Für die Auswahl unter mehreren grundsätzlich geeigneten Vormündern enthält das Gesetz nur eine Regelung: Gemäß § 1791b Abs. 1 Satz 1 BGB ist die ehrenamtliche Vormundschaft der Amtsvormundschaft vorzuziehen. Steht jedoch kein ehrenamtlich tätiger Vormund zur Auswahl, kommen gleichberechtigt, d.h. ohne dass sich aus dem Gesetz eine Rangfolge ableiten lässt, ein berufsmäßig tätiger Vormund, ein Vormundschaftsverein oder ein Amtsvormund in Betracht.
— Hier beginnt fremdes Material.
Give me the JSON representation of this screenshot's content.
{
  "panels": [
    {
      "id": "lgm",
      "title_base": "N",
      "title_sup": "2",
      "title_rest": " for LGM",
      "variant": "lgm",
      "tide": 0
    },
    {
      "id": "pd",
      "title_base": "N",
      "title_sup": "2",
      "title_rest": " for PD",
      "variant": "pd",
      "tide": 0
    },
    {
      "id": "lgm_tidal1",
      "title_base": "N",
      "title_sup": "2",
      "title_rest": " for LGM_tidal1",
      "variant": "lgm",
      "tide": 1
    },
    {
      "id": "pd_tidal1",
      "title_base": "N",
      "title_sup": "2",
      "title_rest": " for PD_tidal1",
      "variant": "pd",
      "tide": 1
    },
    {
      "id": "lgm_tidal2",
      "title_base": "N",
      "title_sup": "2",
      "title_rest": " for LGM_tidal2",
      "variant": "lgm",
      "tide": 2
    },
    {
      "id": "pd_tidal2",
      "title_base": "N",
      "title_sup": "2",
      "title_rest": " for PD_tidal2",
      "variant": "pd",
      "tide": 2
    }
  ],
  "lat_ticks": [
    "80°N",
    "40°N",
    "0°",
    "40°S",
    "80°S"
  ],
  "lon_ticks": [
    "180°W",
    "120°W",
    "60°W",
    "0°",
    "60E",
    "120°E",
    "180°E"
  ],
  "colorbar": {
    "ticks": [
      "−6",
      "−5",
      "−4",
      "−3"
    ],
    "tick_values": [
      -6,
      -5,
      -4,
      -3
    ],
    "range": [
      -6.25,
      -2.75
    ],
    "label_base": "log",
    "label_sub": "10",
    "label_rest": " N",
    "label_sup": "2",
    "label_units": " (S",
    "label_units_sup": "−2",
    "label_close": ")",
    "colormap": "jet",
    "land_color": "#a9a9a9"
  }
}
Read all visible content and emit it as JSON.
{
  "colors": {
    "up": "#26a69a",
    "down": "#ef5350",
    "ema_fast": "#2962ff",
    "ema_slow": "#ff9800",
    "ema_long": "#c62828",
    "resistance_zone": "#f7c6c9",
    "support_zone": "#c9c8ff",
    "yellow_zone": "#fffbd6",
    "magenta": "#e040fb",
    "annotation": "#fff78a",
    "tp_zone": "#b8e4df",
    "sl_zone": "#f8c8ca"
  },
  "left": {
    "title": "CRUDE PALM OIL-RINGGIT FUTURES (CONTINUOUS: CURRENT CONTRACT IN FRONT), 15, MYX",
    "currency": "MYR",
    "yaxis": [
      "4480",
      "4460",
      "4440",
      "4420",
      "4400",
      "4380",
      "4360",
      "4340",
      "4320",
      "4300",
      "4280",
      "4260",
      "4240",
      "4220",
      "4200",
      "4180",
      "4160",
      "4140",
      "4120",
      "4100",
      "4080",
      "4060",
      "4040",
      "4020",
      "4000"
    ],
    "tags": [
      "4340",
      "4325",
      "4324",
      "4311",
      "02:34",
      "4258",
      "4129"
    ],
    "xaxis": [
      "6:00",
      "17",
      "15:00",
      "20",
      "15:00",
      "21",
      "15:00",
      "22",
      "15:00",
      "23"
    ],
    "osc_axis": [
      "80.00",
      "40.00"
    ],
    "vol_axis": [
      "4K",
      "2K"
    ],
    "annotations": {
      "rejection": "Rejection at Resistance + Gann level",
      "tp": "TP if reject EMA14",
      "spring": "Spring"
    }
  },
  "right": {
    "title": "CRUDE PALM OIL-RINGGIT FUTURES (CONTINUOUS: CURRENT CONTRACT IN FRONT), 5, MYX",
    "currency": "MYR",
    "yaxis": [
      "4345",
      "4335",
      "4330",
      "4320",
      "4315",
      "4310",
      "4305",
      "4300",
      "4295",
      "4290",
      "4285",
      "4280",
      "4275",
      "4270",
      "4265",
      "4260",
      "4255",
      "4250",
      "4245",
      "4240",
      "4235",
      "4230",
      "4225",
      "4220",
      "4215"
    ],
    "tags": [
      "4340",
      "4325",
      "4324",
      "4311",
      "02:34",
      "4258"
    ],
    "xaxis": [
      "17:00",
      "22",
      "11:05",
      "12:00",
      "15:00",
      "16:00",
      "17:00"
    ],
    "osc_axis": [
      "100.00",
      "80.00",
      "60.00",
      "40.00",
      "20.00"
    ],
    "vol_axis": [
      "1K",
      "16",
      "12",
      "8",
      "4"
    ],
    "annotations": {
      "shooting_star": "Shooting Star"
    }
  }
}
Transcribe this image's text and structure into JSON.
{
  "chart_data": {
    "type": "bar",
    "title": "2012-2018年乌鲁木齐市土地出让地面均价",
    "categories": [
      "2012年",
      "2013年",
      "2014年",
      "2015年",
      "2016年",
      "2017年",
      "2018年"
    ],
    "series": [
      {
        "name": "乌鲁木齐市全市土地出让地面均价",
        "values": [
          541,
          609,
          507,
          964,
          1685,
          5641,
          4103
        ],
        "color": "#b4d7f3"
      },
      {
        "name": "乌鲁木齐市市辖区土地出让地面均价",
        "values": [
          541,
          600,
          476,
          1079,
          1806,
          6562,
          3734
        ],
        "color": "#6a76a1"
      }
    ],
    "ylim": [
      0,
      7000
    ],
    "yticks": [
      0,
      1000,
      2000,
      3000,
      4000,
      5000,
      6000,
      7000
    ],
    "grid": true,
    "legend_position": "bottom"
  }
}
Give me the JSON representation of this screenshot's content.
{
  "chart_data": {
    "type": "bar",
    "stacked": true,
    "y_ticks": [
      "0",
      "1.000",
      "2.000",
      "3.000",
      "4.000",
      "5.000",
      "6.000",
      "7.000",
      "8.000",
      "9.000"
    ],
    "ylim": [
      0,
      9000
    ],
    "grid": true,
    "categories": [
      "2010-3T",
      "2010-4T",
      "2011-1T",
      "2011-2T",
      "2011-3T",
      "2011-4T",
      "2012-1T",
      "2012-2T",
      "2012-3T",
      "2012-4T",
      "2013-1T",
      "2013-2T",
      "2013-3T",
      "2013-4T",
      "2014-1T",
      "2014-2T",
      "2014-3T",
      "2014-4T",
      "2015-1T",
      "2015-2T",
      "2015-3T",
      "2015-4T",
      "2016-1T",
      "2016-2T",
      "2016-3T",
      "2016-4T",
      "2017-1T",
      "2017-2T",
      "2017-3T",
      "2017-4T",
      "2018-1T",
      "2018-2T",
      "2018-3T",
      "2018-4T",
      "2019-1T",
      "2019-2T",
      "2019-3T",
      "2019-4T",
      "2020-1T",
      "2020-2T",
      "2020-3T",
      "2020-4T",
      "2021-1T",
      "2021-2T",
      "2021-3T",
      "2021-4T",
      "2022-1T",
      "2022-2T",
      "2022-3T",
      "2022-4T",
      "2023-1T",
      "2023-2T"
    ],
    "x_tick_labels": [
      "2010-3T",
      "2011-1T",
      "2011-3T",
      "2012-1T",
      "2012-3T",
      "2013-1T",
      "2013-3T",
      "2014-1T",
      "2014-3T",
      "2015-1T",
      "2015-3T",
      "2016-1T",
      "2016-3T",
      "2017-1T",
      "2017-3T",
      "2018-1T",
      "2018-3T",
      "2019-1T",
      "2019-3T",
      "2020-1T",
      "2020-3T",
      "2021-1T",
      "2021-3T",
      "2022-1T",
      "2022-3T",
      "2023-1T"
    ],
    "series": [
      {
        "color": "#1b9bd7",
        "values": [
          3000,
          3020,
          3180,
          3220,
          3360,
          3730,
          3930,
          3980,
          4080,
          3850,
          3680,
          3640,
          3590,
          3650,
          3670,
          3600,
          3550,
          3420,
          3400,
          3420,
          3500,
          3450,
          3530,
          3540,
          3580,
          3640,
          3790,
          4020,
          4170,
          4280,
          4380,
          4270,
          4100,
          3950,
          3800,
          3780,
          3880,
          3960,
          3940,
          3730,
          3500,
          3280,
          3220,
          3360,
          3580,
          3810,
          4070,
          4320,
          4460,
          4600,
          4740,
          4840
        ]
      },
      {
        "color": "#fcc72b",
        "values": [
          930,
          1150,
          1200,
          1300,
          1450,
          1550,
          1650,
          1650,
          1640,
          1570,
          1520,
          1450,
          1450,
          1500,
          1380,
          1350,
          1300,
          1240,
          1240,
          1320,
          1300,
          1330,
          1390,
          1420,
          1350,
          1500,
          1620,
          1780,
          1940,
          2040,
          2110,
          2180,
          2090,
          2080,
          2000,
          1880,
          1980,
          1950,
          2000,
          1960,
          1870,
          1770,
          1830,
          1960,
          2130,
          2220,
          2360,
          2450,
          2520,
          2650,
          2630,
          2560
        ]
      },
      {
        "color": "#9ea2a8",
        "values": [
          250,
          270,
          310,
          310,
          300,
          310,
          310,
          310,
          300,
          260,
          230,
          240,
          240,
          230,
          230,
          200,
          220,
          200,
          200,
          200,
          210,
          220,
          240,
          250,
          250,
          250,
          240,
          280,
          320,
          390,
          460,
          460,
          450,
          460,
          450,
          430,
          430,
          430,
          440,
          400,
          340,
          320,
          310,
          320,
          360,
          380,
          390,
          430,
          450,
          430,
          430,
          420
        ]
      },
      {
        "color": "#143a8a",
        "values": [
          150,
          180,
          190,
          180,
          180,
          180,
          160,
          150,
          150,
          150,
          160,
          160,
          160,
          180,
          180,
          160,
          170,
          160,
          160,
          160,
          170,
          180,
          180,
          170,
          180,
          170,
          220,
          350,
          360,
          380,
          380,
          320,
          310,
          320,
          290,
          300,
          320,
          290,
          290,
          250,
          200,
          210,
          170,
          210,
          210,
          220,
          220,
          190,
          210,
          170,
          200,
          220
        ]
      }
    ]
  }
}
Ist mangels eines ehrenamtlich tätigen Vormunds in diesem dritten Schritt zwischen einem Berufsvormund und dem Jugendamt als Amtsvormund zu entscheiden, können folgende Abwägungskriterien des OLG Celle herangezogen werden:
(1.) Grundsätzlich ist die Vormundschaft zu wählen, die dem Wohl des Mündels am besten dient.
(2.) Gibt es Fremdsprachenkenntnisse, die eine Verständigung mit dem Mündel erleichtern?
(3.) Gibt es Fachkenntnisse, die für den betroffenen Mündel von besonderem Nutzen sind (Erfahrungen mit traumatisierten Kindern; besondere Kenntnisse im Ausländer- und Asylrecht etc.)?
(4.) Hat der Vormund dieselbe Religionszugehörigkeit wie das Mündel?
(5.) Gibt es besondere Kenntnisse über die Möglichkeiten, vorbereitenden Deutschunterricht für den Mündel zu organisieren und einen angemessenen Schulbesuch anzuleiten?
(6.) Kann der Vormund den Kontakt zu den Eltern des Kindes herstellen?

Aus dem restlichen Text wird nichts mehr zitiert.